Similarly, don’t ask them where they did it, unless they have offered you other information that suggests they’d be happy sharing it with you. For many people, their loved one died in their home, and inevitably, that leads to people responding in a shocked or disturbed manner, and they don’t need to deal with your disgusted/horrified feelings when they’ve probably had to spend a lot of time coming to terms with what has happened in a previously safe space for them.
If someone does disclose their loved one died at home, don’t say something like “how can you still live there?” Many people don’t have a choice to just move! And even if they did, many people don’t want to; they may feel that happy memories override the terrible memory. But they may have had to do a lot of hard internal work to reach a place that they can feel that way. Your careless ideas about what makes a home bearable or not are not helpful.

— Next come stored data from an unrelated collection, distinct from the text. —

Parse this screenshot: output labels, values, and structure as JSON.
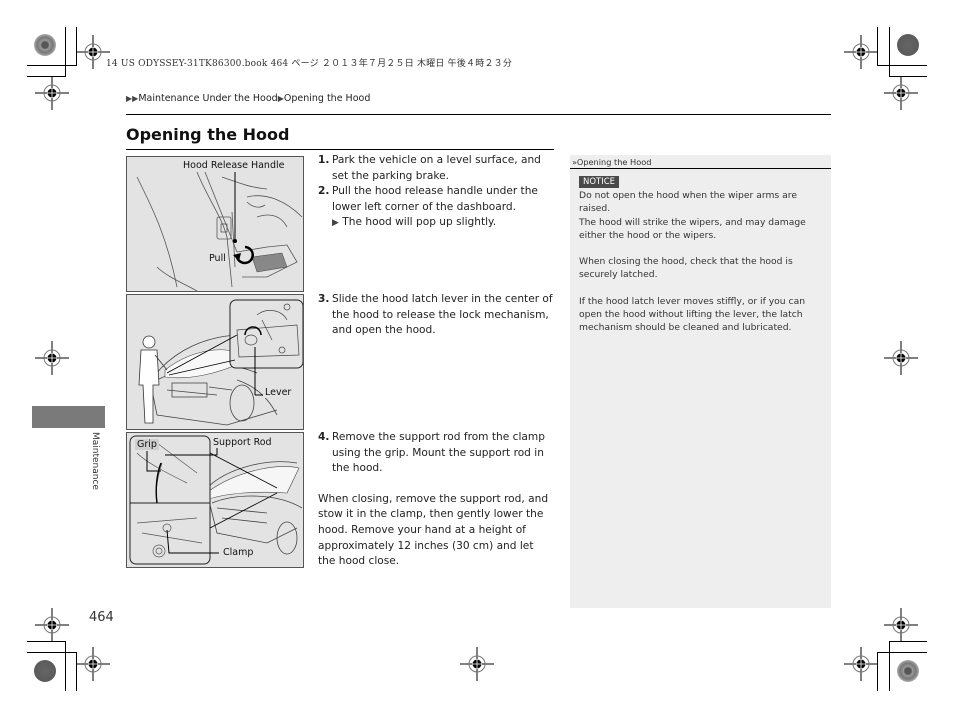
{
  "print_header": "14 US ODYSSEY-31TK86300.book  464 ページ  ２０１３年７月２５日  木曜日  午後４時２３分",
  "breadcrumb": {
    "separator_icon": "▶",
    "items": [
      "Maintenance Under the Hood",
      "Opening the Hood"
    ]
  },
  "page": {
    "title": "Opening the Hood",
    "number": "464",
    "section_tab": "Maintenance"
  },
  "figures": [
    {
      "name": "hood-release-handle-figure",
      "labels": [
        "Hood Release Handle",
        "Pull"
      ]
    },
    {
      "name": "hood-latch-lever-figure",
      "labels": [
        "Lever"
      ]
    },
    {
      "name": "support-rod-figure",
      "labels": [
        "Grip",
        "Support Rod",
        "Clamp"
      ]
    }
  ],
  "steps": [
    {
      "num": "1.",
      "text": "Park the vehicle on a level surface, and set the parking brake."
    },
    {
      "num": "2.",
      "text": "Pull the hood release handle under the lower left corner of the dashboard.",
      "result_icon": "▶",
      "result": "The hood will pop up slightly."
    },
    {
      "num": "3.",
      "text": "Slide the hood latch lever in the center of the hood to release the lock mechanism, and open the hood."
    },
    {
      "num": "4.",
      "text": "Remove the support rod from the clamp using the grip. Mount the support rod in the hood."
    }
  ],
  "closing_text": "When closing, remove the support rod, and stow it in the clamp, then gently lower the hood. Remove your hand at a height of approximately 12 inches (30 cm) and let the hood close.",
  "side_note": {
    "ref_icon": "»",
    "heading": "Opening the Hood",
    "notice_label": "NOTICE",
    "paragraphs": [
      "Do not open the hood when the wiper arms are raised.",
      "The hood will strike the wipers, and may damage either the hood or the wipers.",
      "When closing the hood, check that the hood is securely latched.",
      "If the hood latch lever moves stiffly, or if you can open the hood without lifting the lever, the latch mechanism should be cleaned and lubricated."
    ]
  },
  "colors": {
    "side_panel_bg": "#eeeeee",
    "figure_bg": "#e3e3e3",
    "notice_bg": "#4a4a4a",
    "section_tab": "#7a7a7a"
  }
}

Don’t say you don’t understand how their loved one could do this to them/their kids etc. They probably have had these thoughts many times themselves, and should feel free to express them. I have talked to my family and my therapist many times about my anger at Kieran for leaving me and our child. But anyone outside of our circle is not welcome to express those feelings to me. They make me defensive. If you need to express them, do it to someone outside of the inner circle of grief. It’s fine if you feel angry – it’s a natural part of grief. But remember the ring theory of grief – support in, dump out.

It is ok to say you don’t understand how it happened. Just don’t expect your friend to give you an answer. There are lots of reasons that contributed to Kieran’s suicide, but they aren’t an answer. There are only partial answers, in the end. Your friend is probably working hard to come to peace with that. I know I have been, and am.
When I look back at the past eighteen months, I know I’m in a much, much better place than the raw agony of the early weeks. But I did have a period only six months ago when for a month or six weeks, I felt almost as split open inside as I had done in the early days. I know that a time like that may come again; the only positive of which is that I know now, from experience, that with care, that pain will subside and become bearable. A day doesn’t go by without me thinking of Kieran, but several hours can, and I can often think of him now without also thinking of his death. These are gifts of time, self-care and some very expensive therapy. Mostly I feel very whole, in and of myself. But there will always be days that leave me bruised. That is the nature of grief, and of love. I am learning to live with that.